Es una maldición. Cuesta trabajo
llegar a descubrirlo cuando uno se encuentra completamente sumergido en la
dinámica de la vida. Pero es una maldición. Una maldición terrible.
Creía que crecer era la peor de
las enfermedades, pero me equivocaba. Es la más retorcida de las maldiciones. Apenas
te ha dado tiempo a asimilar la adolescencia y, de repente, te descubres adulto.

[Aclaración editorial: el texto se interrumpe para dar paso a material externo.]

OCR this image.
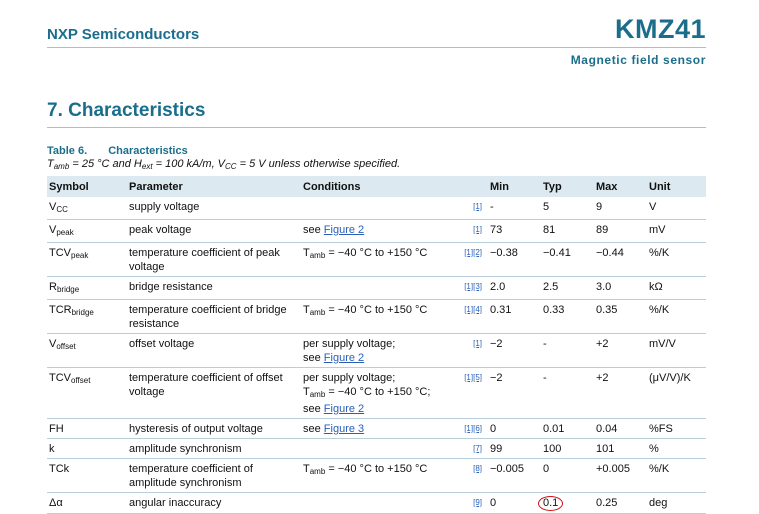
NXP Semiconductors	KMZ41
Magnetic field sensor
7. Characteristics
Table 6. Characteristics
$T_{amb} = 25$ °C and $H_{ext} = 100$ kA/m, $V_{CC} = 5$ V unless otherwise specified.
Symbol	Parameter	Conditions		Min	Typ	Max	Unit
$V_{CC}$	supply voltage		[1]	-	5	9	V
$V_{peak}$	peak voltage	see Figure 2	[1]	73	81	89	mV
$TCV_{peak}$	temperature coefficient of peak voltage	$T_{amb} = -40$ °C to +150 °C	[1][2]	−0.38	−0.41	−0.44	%/K
$R_{bridge}$	bridge resistance		[1][3]	2.0	2.5	3.0	kΩ
$TCR_{bridge}$	temperature coefficient of bridge resistance	$T_{amb} = -40$ °C to +150 °C	[1][4]	0.31	0.33	0.35	%/K
$V_{offset}$	offset voltage	per supply voltage;
see Figure 2	[1]	−2	-	+2	mV/V
$TCV_{offset}$	temperature coefficient of offset voltage	per supply voltage;
$T_{amb} = -40$ °C to +150 °C;
see Figure 2	[1][5]	−2	-	+2	(μV/V)/K
FH	hysteresis of output voltage	see Figure 3	[1][6]	0	0.01	0.04	%FS
k	amplitude synchronism		[7]	99	100	101	%
TCk	temperature coefficient of amplitude synchronism	$T_{amb} = -40$ °C to +150 °C	[8]	−0.005	0	+0.005	%/K
Δα	angular inaccuracy		[9]	0	0.1	0.25	deg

Es, en ese preciso instante en el que descubres el nuevo estatus, cuando tomas verdadera
conciencia de dos realidades terribles: la mortalidad y el camino sin retorno
que conduce a ella.
No hay vuelta atrás, no hay Delorians,
no hay pócima ni magia lo suficientemente poderosa. Ya es demasiado tarde. Te
encuentras inmerso en una vorágine de información, situaciones, deberes y
responsabilidades… que no compensan (para nada) las ventajas que de niño y
joven envidiabas de los mayores. Y, consciente de la inocencia de aquellos
pensamientos, sonríes al descubrir la ironía de haber querido ser mayor durante
toda la infancia… cuando ahora añoras tener unos años menos y disfrutar con
plenitud de todos aquellos momentos pasados. Pero te habitúas con toda
normalidad a esta nueva situación. Te sumerges en la rutina, te implicas en
esta nueva vida, y comienzan a pasar los años…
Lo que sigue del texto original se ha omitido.